A Hard Juxtaposition
Because of the work Christ has done on our behalf, we have a new identity in Him. Because of this work, the old man has been crucified, and reigning sin no longer has dominion. This is why Paul can address this letter to the “saints and faithful brethren” in Christ (Col. 1:2). This is who they are. But they (and we) still have to deal with remaining sin, and that is what Paul is dealing with here—our members which are on the earth.
So when it comes to the Christian life, there are three mortifications that we have to understand. To mortify means to put to death.
The first mortification occurs at conversion, when God by His grace puts the old man to death. “And they that are Christ’s have crucified the flesh with the affections and lusts” (Gal. 5:24). This occurs when God rototills a weed patch, transforming it into a garden.
The second kind of mortification occurs here, in our text. Paul is addressing saints who are already saints, but who have allowed certain weeds to grow up in their garden. But this is a garden, not a weed patch any more, and so the weeds must be put to death. “Mortify therefore your members which are upon the earth” (Col. 3:5). The command here is an aorist imperative, meaning that it is a definitive, over and done kind of action. Kill those weeds.

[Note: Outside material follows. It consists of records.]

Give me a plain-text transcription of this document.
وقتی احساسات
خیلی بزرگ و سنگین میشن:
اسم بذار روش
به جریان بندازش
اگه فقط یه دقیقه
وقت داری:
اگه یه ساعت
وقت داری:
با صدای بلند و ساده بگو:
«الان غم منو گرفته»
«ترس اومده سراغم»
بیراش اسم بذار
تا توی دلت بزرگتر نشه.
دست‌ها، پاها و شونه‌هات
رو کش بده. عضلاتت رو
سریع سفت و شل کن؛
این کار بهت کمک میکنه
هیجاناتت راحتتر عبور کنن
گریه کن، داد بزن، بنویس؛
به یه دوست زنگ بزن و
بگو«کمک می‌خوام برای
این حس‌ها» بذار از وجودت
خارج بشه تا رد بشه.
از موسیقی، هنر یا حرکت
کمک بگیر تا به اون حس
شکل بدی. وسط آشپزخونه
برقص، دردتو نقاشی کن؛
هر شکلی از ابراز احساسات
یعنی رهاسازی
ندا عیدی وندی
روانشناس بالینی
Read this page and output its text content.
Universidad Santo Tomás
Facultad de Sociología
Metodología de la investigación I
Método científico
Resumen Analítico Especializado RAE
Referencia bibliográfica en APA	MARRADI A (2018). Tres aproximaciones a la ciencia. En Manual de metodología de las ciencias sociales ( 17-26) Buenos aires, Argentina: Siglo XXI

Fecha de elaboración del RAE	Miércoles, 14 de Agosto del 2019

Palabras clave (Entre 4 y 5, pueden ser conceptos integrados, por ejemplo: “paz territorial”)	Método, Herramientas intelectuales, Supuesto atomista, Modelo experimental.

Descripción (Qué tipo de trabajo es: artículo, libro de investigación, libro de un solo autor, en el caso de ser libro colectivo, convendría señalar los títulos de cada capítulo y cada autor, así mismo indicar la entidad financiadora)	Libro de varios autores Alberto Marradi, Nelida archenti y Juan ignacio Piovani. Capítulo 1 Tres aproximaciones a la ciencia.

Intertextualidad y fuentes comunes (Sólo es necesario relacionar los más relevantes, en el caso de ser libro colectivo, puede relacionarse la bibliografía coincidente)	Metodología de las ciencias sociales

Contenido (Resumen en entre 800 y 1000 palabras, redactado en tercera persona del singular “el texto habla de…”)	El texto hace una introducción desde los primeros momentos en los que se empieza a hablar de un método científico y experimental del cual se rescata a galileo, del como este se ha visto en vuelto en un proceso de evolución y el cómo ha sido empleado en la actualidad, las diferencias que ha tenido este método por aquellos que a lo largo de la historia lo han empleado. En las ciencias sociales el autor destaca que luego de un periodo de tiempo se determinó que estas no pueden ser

The third kind of mortification is a daily thing, an ongoing thing. “For if ye live after the flesh, ye shall die: but if ye through the Spirit do mortify the deeds of the body, ye shall live” (Rom. 8:13). So if we continue with the gardening metaphor, this is a mortification of weeds that a good gardener performs, as she goes out every morning at 5 am to weed. It has never been the case (when a good gardener does this) that she comes back with nothing.
Gunk in Your Brains
Someone who is being moral isn’t thinking about how moral he is. Being moral and being moralistic are quite different. Moralism is a fussy sort of business, avoiding things that it wishes it didn’t have to avoid. Moralism suspects that the non-believers out there are having a good time, and wants to put a stop to it. At the end of the day, moralism is frankly impotent.
The liberating power of grace is found in this. God wants you to contrast your affections on things above with your inordinate affection for things below. He wants you to put them into the same sentence. He wants you to set the transcendence of the risen Christ on one side of the balances, and your favorite porn site on the other. He wants you to evaluate your life with a Temple measure.

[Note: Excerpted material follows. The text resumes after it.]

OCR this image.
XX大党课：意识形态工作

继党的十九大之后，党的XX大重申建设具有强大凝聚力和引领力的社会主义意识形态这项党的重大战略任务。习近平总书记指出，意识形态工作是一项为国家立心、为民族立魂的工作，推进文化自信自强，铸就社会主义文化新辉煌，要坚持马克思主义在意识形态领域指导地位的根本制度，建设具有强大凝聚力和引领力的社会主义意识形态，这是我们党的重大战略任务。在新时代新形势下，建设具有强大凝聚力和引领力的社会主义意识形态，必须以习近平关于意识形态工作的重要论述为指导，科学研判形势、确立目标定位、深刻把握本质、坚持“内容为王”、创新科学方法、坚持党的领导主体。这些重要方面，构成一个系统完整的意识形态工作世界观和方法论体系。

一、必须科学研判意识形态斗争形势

Your members which are on the earth have this resilient characteristic—nothing earthly can put them to death. No sword fashioned down here on earth can penetrate the hide of any of these creatures—every blow glances off.
You are the saints of God, which means that you have gunk in your brains. Do not be astonished at this. You are saints and faithful brethren, just like the Colossians. They had gunk in their brains too. But notice what Paul is up to here. He does not say to leave the gunk behind because that gunk is sinful and bad. That is true enough, but it doesn’t work. He says to leave it behind because Christ has ascended into the heavenlies, and your life is hidden with Christ in God.